2011 Canadian Medical Association or its licensors
CMAJ 2011. DOI:10.1503/cmaj.109-3932
Annie Farlow was just short of three months old when she died in an Ontario hospital of what her parents believe might have been a treatable respiratory condition.
Born with the chromosome disorder Trisomy 13, Annie had little chance of surviving to her teens, but her parents, Barbara and Tim Farlow, took comfort in the hospital’s assurance that her disorder wouldn’t preclude her from receiving the same level of care as any other child with a medical condition.

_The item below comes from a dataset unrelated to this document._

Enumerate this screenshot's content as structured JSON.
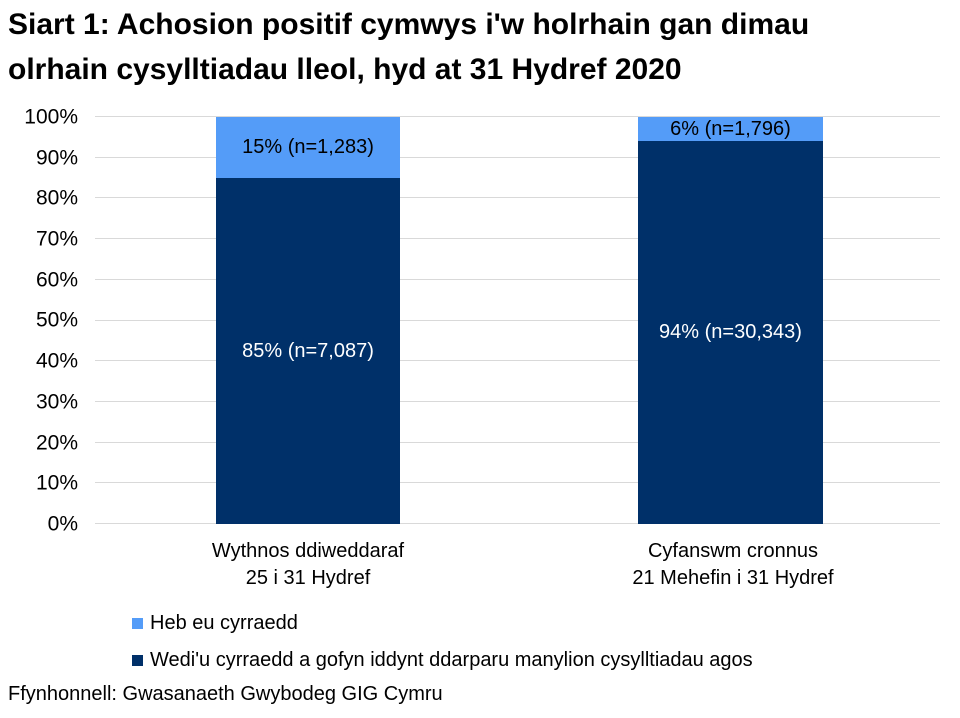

But months after Annie’s death, the Farlows discovered that physicians had not initiated emergency resuscitation measures with the same alacrity as in other cases. They also learned that a physician had placed a “do not resuscitate” order on Annie’s chart without their consent. Subsequently, their daughter received an undisclosed quantity of narcotics that, in their opinion, may have caused her “unexplained, rapid” decline.
The circumstances surrounding Annie’s death have the Farlows asking questions that plague Canadian patient advocates, health care workers, ethicists and policy-makers faced with a growing scarcity of resources: When is it appropriate to limit or withdraw potentially beneficial treatment? How should decisions be made? Who should make them?
“I never took the position that my daughter had a right to any and all treatments, but the unilateral decisions we believe the doctors made should have been made transparently. We have a right to know and appeal the limits of the system and be provided with whatever care is possible within its confines,” Barbara Farlow says. “Not only do I believe my daughter was denied a chance to prolong her life, the secrecy in which decisions seem to have been made also meant she was denied timely palliative care, and she suffered greatly at the end.”